Local Leaders Worry About Public Safety

Ahead of Airport Tower Closures

Erin Toner
The tower at Timmerman Field in Milwaukee is slated to close in April - Click to Enlarge PhotoThe tower at Timmerman Field in Milwaukee is slated to close in April

WUWM NEWS | Mar 26, 2013

Starting in two weeks, air traffic control towers will go dark at nearly 150 small airports around the country. Among those affected here – Timmerman Field on Milwaukee’s northwest side and the Waukesha County Airport. The Federal Aviation Administration says the closures are part of the forced federal spending cuts known as sequestration.

Milwaukee County Supervisor Michael Mayo says he worries about the safety of people living near Timmerman Field. It accommodates more than 30,000 takeoffs and landings a year, with planes routinely flying over residential neighborhoods.
“You have student pilots at that airport, you have some pilots who really (don’t) understand the area when they come into that airport, so you need someone to guide them into there. And that’s the concern because you have a very dense population over there and people think it should be safety first versus trying to save a couple dollars,” Mayo says.

Mayo and fellow supervisors wrote to Wisconsin’s Congressional delegation, urging members to reconsider the tower closings.
Timmerman is what’s called a “general aviation” airport, meaning it caters to public users, such as amateur pilots and corporate jets. Right now, tower operators assist those planes with takeoffs and landings. When the tower closes, pilots will have to communicate directly with each other to coordinate who uses the runway.
Dan Gerard is a flight instructor at Timmerman. He says most small airports don’t have control towers, so pilots learn to fly with and without that extra layer of safety.

“You know the control tower will say, ‘There’s an airplane at 2 o’clock about 500 feet above you, less than a mile away,’ and that helps pilots know exactly where to look to spot that airplane and without the control tower telling pilots where to look, it’s not as easy for pilots to spot other aircraft,” Gerard says.
Gerard says towers also streamline traffic flow, thus minimizing flights over surrounding neighborhoods.
“That’s definitely going to go away when the tower closes. The procedures are gonna change. Pilots are going to have to circle the airport more to get in line to land, whereas with the tower open, the tower can kind of manage that and control the arrivals and departures a little bit better,” Gerard says.

The closures could have an even bigger impact at the Waukesha County Airport.

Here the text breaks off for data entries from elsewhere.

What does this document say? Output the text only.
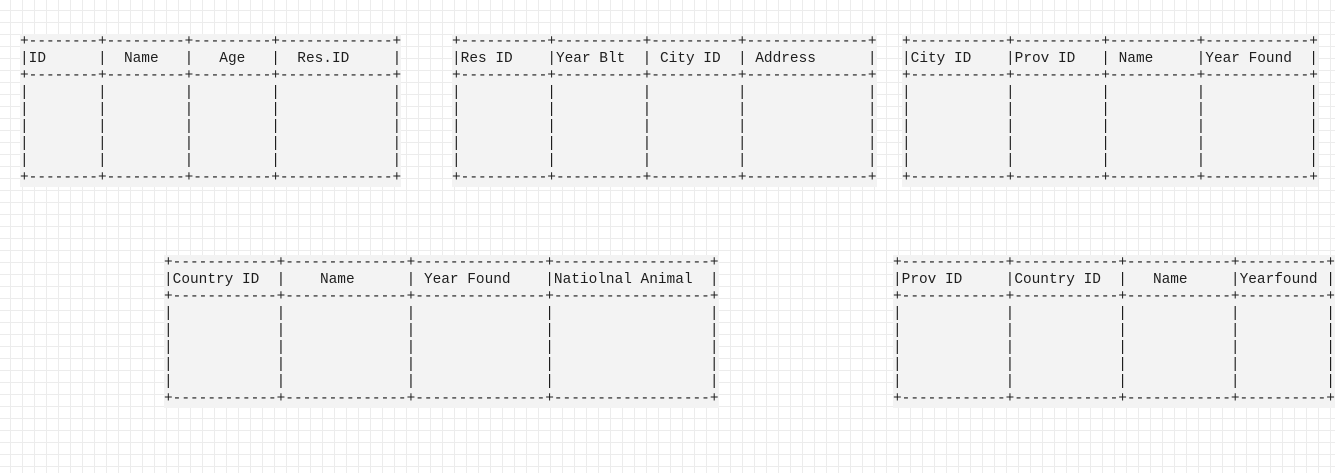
+--------+---------+---------+-------------+
|ID      |  Name   |   Age   |  Res.ID     |
+--------+---------+---------+-------------+
|        |         |         |             |
|        |         |         |             |
|        |         |         |             |
|        |         |         |             |
|        |         |         |             |
+--------+---------+---------+-------------+
+----------+----------+----------+--------------+
|Res ID    |Year Blt  | City ID  | Address      |
+----------+----------+----------+--------------+
|          |          |          |              |
|          |          |          |              |
|          |          |          |              |
|          |          |          |              |
|          |          |          |              |
+----------+----------+----------+--------------+
+-----------+----------+----------+------------+
|City ID    |Prov ID   | Name     |Year Found  |
+-----------+----------+----------+------------+
|           |          |          |            |
|           |          |          |            |
|           |          |          |            |
|           |          |          |            |
|           |          |          |            |
+-----------+----------+----------+------------+
+------------+--------------+---------------+------------------+
|Country ID  |    Name      | Year Found    |Natiolnal Animal  |
+------------+--------------+---------------+------------------+
|            |              |               |                  |
|            |              |               |                  |
|            |              |               |                  |
|            |              |               |                  |
|            |              |               |                  |
+------------+--------------+---------------+------------------+
+------------+------------+------------+----------+
|Prov ID     |Country ID  |   Name     |Yearfound |
+------------+------------+------------+----------+
|            |            |            |          |
|            |            |            |          |
|            |            |            |          |
|            |            |            |          |
|            |            |            |          |
+------------+------------+------------+----------+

It handles 57,000 takeoffs and landings a year, making it the busiest general aviation airport in Wisconsin.
Director Kurt Stanich says the Waukesha airfield serves plenty of corporate clients.
“For instance, Menards will come in and out every day. They fly from Eau Claire, down to Waukesha and then I believe, to Illinois and Indiana in the morning and they drop off their middle managers, the people who are running stores and things like that, to go in and do work in the area, and then at night, they’ll do the exact opposite trip,” Stanich says.

Stanich says so far, no companies have said they’ll stop using Waukesha County when its control tower closes. However, jets consider the risks.
“They have a program basically where they evaluate the risks of a flight and they assign everything a point value and so if there’s not a tower, that increases the risk portion of their decision and if it gets to so many points, they’ll decide whether or not to actually land there or not,” Stanich says.
Stanich says companies could choose instead, to fly to General Mitchell in Milwaukee or to Madison’s airport.
The Waukesha County Airport and Timmerman Field plan to remain open during the tower shutdown. The FAA says it will begin shuttering them on April 7.

Dan Gerard, the flight instructor at Timmerman, says once the exact dates are known, he’ll schedule safety seminars to inform pilots of the new procedures.